Monday, April 10, 2006

Republican Leadership Tolerating Forced Abortions Under U.S. Flag

Former Republican Majority Leader Tom DeLay has a long history in the politics of the Commonwealth of the North Mariana Islands. These Islands, under the flag of the United States, have numerous clothing factories staffed by Asian guest workers (you know, like in Bush's plan for guest workers instead of immigrants) who are paid below the U.S. minimum wage.

For years, reports have depicted these women's lives as closer to slavery than freedom.

Wal-Mart and other major U.S. retailers are currently facing a multi-billion dollar lawsuit filed on behalf of 50,000 female workers from China, the Philippines, Bangladesh and Thailand. These women allege that they were lured to Saipan with the promise of good jobs and a good life and arrived to find prison-like conditions were factories and living spaces were surrounded by barbed wire and guards.

The women allege that they were forced to work 12 hours a day, 7 days a week in unsanitary factories, were not compensated for overtime, and were paid very poorly. Some of the women were also asked to sign contracts that forbade them to date or marry or otherwise risk pregnancy. There are also allegations of forced abortions.

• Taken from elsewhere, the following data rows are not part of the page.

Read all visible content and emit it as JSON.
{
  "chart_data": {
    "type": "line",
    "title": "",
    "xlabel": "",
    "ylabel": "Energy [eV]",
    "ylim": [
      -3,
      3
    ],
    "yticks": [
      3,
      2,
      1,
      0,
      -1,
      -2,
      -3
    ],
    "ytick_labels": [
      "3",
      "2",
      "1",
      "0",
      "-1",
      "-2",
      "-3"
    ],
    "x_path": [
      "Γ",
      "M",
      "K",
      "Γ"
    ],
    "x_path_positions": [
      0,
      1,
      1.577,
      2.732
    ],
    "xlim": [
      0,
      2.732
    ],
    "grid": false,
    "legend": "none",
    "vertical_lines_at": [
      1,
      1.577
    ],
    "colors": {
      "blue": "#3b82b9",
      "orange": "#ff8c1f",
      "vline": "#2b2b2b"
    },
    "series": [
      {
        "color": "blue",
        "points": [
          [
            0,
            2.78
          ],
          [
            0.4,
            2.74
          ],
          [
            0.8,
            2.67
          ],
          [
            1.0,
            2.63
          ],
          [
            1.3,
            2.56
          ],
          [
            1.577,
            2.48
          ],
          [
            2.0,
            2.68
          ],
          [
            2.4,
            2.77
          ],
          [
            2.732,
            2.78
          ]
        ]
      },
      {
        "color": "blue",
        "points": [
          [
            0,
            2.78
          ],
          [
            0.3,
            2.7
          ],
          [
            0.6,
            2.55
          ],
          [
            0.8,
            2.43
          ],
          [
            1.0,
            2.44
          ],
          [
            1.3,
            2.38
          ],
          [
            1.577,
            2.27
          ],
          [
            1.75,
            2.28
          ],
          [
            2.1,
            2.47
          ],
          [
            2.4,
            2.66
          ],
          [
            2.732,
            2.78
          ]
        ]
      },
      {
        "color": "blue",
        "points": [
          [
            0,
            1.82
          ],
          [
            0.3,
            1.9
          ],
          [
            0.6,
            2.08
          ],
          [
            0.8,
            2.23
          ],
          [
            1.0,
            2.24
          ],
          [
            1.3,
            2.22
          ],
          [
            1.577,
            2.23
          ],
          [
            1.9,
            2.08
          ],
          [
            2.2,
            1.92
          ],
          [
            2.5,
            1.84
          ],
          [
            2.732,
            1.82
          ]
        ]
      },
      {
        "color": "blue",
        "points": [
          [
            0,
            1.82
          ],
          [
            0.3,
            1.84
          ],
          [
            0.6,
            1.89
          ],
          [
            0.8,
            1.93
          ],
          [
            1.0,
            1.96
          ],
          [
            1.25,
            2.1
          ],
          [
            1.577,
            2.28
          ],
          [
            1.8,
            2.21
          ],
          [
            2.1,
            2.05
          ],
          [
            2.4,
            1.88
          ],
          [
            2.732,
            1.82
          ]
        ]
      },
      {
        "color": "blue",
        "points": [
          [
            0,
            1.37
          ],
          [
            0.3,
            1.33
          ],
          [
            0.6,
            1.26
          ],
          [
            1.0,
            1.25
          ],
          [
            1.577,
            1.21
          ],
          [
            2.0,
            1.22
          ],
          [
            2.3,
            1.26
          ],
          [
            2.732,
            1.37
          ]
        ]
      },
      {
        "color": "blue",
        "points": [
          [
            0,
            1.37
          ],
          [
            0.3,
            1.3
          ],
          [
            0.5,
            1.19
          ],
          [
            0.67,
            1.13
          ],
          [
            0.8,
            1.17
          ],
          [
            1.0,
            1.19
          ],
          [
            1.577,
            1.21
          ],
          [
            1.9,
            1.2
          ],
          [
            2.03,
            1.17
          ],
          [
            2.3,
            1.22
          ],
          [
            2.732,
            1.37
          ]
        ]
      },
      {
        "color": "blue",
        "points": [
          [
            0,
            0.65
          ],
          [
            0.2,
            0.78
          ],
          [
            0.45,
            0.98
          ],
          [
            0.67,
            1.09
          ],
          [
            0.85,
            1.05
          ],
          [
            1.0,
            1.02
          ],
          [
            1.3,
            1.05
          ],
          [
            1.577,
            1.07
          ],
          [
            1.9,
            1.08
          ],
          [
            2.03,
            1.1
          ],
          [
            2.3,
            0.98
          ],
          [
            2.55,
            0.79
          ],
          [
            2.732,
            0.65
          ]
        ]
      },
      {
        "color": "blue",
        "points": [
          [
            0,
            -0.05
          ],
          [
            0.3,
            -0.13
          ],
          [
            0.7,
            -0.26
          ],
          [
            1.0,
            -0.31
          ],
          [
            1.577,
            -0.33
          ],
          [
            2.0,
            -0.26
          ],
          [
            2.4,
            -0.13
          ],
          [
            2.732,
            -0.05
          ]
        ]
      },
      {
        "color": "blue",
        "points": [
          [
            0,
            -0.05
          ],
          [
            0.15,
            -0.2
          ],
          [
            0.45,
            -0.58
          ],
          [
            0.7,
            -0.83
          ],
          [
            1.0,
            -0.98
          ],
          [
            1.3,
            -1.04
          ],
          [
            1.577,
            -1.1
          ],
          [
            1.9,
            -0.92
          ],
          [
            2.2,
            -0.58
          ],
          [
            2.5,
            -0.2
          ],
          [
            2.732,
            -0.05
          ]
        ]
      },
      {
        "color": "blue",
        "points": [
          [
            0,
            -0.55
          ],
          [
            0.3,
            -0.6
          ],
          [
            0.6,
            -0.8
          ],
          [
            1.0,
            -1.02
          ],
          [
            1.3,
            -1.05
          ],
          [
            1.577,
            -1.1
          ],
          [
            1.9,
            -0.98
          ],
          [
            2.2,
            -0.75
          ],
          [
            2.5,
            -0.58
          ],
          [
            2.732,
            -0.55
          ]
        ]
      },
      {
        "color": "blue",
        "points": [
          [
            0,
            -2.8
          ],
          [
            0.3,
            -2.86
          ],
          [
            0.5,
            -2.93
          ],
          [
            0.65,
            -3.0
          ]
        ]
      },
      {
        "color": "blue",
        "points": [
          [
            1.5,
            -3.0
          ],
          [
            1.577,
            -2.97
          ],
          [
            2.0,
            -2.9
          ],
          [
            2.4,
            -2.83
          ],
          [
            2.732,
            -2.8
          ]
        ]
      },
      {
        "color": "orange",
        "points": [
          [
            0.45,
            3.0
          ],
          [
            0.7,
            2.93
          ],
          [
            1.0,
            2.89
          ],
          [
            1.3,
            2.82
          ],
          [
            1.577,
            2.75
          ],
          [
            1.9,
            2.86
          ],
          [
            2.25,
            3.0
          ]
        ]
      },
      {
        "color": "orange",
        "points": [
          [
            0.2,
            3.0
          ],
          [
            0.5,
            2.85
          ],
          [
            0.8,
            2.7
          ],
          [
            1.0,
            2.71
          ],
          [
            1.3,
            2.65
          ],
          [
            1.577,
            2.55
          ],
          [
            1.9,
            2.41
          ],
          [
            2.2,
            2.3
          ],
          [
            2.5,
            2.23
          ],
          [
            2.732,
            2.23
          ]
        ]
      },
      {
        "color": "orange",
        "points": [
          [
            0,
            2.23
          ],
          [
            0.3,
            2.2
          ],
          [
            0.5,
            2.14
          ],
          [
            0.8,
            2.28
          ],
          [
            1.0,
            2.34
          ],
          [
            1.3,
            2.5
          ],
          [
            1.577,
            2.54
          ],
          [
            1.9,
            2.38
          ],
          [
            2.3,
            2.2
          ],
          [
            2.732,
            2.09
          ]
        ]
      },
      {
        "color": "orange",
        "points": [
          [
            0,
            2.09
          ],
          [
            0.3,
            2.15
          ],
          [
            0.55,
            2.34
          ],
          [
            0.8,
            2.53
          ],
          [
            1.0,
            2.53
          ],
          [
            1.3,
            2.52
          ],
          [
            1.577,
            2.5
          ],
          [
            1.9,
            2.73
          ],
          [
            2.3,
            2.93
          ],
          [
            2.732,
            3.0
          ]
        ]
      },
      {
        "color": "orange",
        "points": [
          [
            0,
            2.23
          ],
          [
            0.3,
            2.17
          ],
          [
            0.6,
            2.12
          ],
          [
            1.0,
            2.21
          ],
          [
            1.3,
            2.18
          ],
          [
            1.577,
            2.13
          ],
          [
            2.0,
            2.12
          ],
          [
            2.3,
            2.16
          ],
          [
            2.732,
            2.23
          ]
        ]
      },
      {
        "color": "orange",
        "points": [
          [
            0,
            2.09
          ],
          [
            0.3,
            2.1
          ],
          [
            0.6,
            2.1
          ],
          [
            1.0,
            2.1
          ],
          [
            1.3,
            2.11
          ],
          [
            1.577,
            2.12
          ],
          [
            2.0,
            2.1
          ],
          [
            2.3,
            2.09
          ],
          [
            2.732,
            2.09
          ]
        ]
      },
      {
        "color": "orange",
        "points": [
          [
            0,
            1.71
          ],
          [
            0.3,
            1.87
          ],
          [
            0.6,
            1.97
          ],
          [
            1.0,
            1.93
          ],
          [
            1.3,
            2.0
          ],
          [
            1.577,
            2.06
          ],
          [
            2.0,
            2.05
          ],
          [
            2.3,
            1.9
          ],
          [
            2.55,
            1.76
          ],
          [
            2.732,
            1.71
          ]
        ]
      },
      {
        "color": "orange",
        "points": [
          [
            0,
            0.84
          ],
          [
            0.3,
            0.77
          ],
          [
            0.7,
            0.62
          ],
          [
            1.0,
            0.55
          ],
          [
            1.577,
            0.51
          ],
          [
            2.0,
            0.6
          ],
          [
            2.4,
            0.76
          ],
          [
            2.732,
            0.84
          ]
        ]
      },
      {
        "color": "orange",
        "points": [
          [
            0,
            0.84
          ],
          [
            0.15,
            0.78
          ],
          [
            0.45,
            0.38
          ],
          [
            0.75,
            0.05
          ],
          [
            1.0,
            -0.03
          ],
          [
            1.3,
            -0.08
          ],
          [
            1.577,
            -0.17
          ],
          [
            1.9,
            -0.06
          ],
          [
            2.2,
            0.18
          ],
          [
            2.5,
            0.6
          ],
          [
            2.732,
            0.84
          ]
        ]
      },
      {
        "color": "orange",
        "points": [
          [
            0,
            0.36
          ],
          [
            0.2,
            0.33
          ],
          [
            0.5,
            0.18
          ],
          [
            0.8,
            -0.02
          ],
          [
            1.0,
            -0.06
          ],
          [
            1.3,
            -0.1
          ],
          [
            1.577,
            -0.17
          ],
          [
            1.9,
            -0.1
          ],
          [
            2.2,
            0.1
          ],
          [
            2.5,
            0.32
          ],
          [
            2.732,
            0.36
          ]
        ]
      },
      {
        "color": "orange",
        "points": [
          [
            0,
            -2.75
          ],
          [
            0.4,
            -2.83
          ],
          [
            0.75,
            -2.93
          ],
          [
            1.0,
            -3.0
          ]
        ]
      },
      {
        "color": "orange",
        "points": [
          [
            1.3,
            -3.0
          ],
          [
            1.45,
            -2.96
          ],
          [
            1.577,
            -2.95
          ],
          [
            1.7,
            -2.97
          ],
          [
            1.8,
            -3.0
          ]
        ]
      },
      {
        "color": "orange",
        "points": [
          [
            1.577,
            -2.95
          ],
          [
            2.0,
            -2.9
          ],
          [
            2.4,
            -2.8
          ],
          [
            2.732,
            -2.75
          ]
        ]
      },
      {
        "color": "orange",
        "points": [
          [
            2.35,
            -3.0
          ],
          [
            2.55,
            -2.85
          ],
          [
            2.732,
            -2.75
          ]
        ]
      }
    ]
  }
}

You would think reports of forced abortions would make Tom DeLay and the President call for an investigation. After all, aren't the Republicans interested in stopping the killing of the unborn?

Or are they just greedy liars who'll say anything to win elections?


Tom DeLay, whose involvement with CNMI businesses ran through Jack Abramoff and Seattle law firm Preston Gates, overlooked such practices, never bothering to investigate them. According to The American Prospect:

Many observers have looked at Saipan and seen ugly manufacturing sweatshops and sleazy bars where girls as young as 14 are forced into prostitution. But not DeLay. To DeLay, Saipan was an inspiration, not an embarrassment. Indeed, the United States, DeLay told the Houston Chronicle in 1998, ought to create a mainland guest-worker program just like the one Saipan offered Chinese citizens, where “particular companies can bring Mexican workers in” and pay them “whatever the market will bear.” The Saipan solution, he added, was “a shining example of a free-market success.”